Srinagar: There is a twist in Prof Abdul Gani Bhat’s tale. The top Hurriyat leader has denied meeting the centre’s interlocutor Dineshwar Sharma. According to Bhat’s statement, he met a Kashmiri Pandit and a non-Kashmiri at his house at around 9.30 pm on November 27. He says he had a “general discussion with them on Kashmir”.
Bhat also denies that there was any other Hurriyat leader present at the time. He also has stayed short of identifying the non-Kashmiri leader. And if he met him he ought to be knowing who he is. They must have introduced themselves to him. And if he knows him why is he hiding his identity. The statement has thus hidden more than it has revealed. It has also deepened the mystery about Bhat’s meeting with two unidentified persons at his residence. What makes him not to come clean on this?
There are no answers. And Bhat is himself responsible for creating the confusion. Here it is important to recall that for a week after the story revealing his alleged meeting with Sharma was published, Bhat chose to neither confirm nor deny it. Why? Again there are no answers. One can very well ask if he didn’t meet the interlocutor why he waited for a week to deny it.
In a sense, this attempt to create confusion is the quintessential Bhat. He has always been like this, never known to give a straight answer to any question.
Tossing off wisecracks and bon mots, Bhat in his inimitable style chooses to philosophise an everyday situation.
In regard to Sharma, he made it known that the doors of his home were open to whosoever visited him. He expressed his commitment to the institution of dialogue. He even slammed the Joint Resistance Leadership comprising Syed Ali Geelani, Mirwaiz Umar Farooq and Yasin Malik for rejecting dialogue with the interlocutor.
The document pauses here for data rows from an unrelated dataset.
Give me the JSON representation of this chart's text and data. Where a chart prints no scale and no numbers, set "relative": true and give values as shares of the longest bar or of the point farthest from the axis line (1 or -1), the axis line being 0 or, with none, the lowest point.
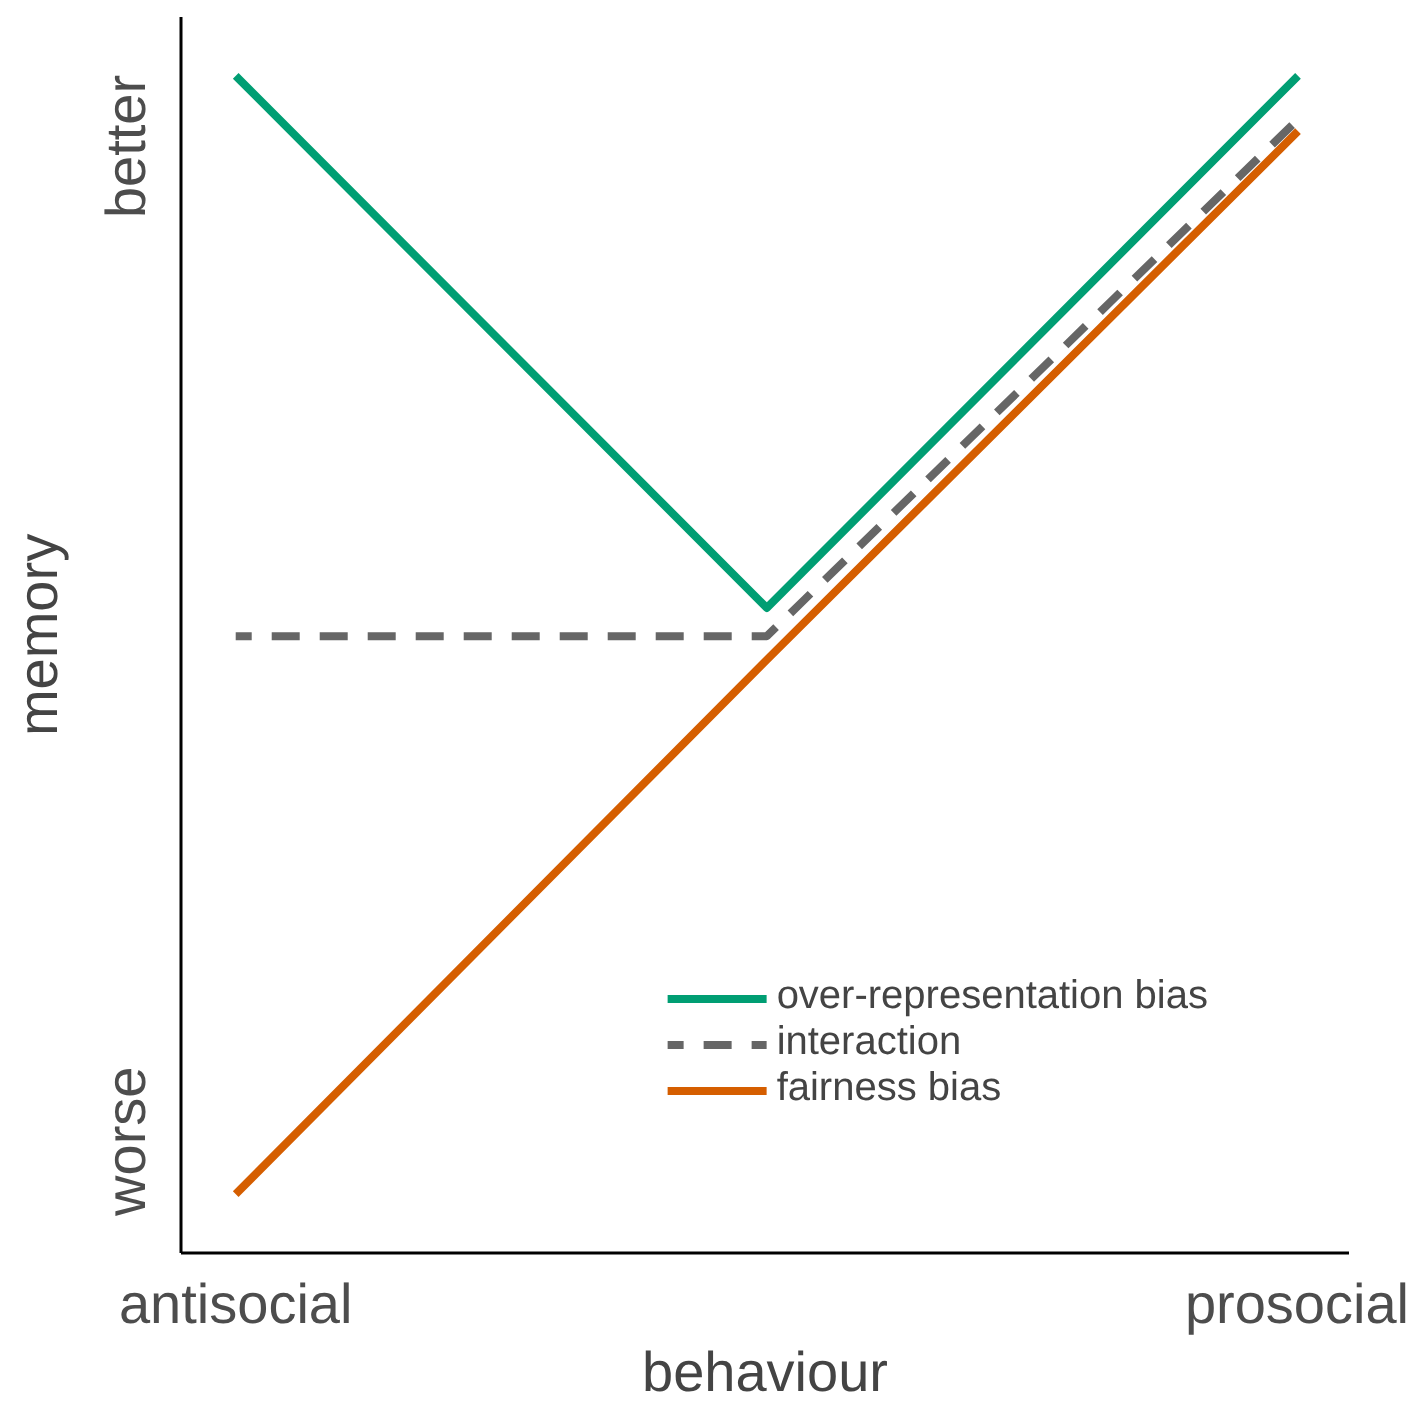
{
  "chart_data": {
    "type": "line",
    "relative": true,
    "xlabel": "behaviour",
    "ylabel": "memory",
    "categories": [
      "antisocial",
      null,
      "prosocial"
    ],
    "series": [
      {
        "name": "over-representation bias",
        "color": "#009e73",
        "values": [
          1,
          0.548,
          1
        ]
      },
      {
        "name": "interaction",
        "color": "#666666",
        "values": [
          0.524,
          0.524,
          0.963
        ],
        "line_style": "dashed"
      },
      {
        "name": "fairness bias",
        "color": "#d55e00",
        "values": [
          0.05,
          0.504,
          0.953
        ]
      }
    ],
    "annotations": [
      "worse",
      "better"
    ],
    "legend": "bottom right",
    "grid": false,
    "marker": "none",
    "line_style": "solid"
  }
}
And now following a weeklong hullabaloo about his alleged meeting with Sharma, Bhat denies that it even took place. And the meeting, on the contrary, was held with the two strangers. This is almost a riddle wrapped in a mystery inside an enigma. Nobody knows what is on the Bhat’s mind. But one thing is for sure: Bhat’s refusal to go along with the JRL’s policy on talks with Sharma has exposed the deep rumblings within the separatist ranks.
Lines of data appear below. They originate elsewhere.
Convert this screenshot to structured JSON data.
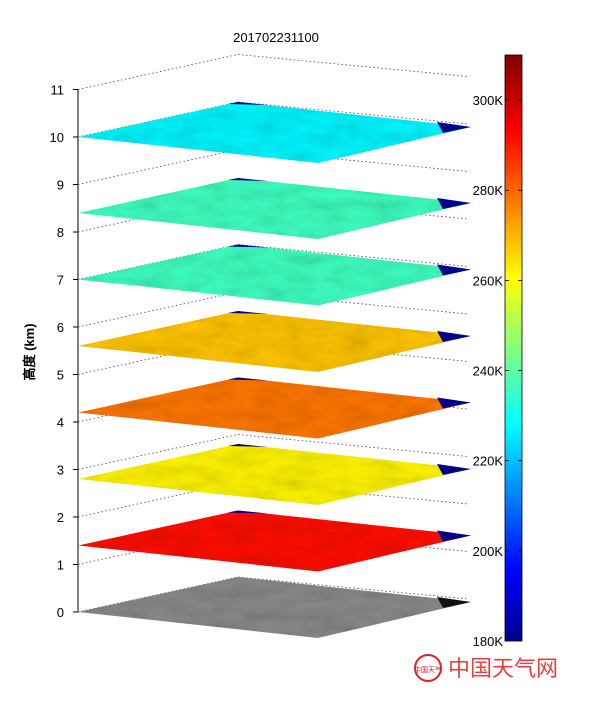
{
  "chart_data": {
    "type": "heatmap",
    "title": "201702231100",
    "ylabel": "高度 (km)",
    "ylim": [
      0,
      11
    ],
    "yticks": [
      0,
      1,
      2,
      3,
      4,
      5,
      6,
      7,
      8,
      9,
      10,
      11
    ],
    "colorbar": {
      "range": [
        180,
        310
      ],
      "tick_values": [
        180,
        200,
        220,
        240,
        260,
        280,
        300
      ],
      "tick_labels": [
        "180K",
        "200K",
        "220K",
        "240K",
        "260K",
        "280K",
        "300K"
      ],
      "colormap": "jet"
    },
    "layers": [
      {
        "height_km": 0.0,
        "kind": "grayscale"
      },
      {
        "height_km": 1.4,
        "mean_K": 292
      },
      {
        "height_km": 2.8,
        "mean_K": 262
      },
      {
        "height_km": 4.2,
        "mean_K": 278
      },
      {
        "height_km": 5.6,
        "mean_K": 268
      },
      {
        "height_km": 7.0,
        "mean_K": 236
      },
      {
        "height_km": 8.4,
        "mean_K": 236
      },
      {
        "height_km": 10.0,
        "mean_K": 227
      }
    ]
  },
  "watermark": {
    "text": "中国天气网",
    "seal_text": "中国天气"
  }
}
This is seen as an attempt by the leaders marginalised by JRL’s ascent to separatist to assert their relevance and to snatch the limelight back from the JRL. Bhat, along with Bilal Gani Lone and some other leaders isn’t happy with the JRL becoming the sole arbiter of Kashmir’s separatist discourse. So weren’t earlier the senior leaders like Shabir Shah and Nayeem Khan – both now in NIA custody – in the Geelani camp.
Early this year, Shabir Shah had resigned as the General Secretary of the Geelani faction. But with Bhat batting for dialogue, even the one with Sharma, the discontent is out into the open. There is thus a need in the pro-freedom camp to forge a larger unity. The decisions need to be taken with consensus which as of now doesn’t seem to be the case as Bhat’s revolt seems to indicate. The need is also for the top leadership to reach out to other senior leaders and bring them back into spotlight. This alone will take care of the crisis facing the separatist camp.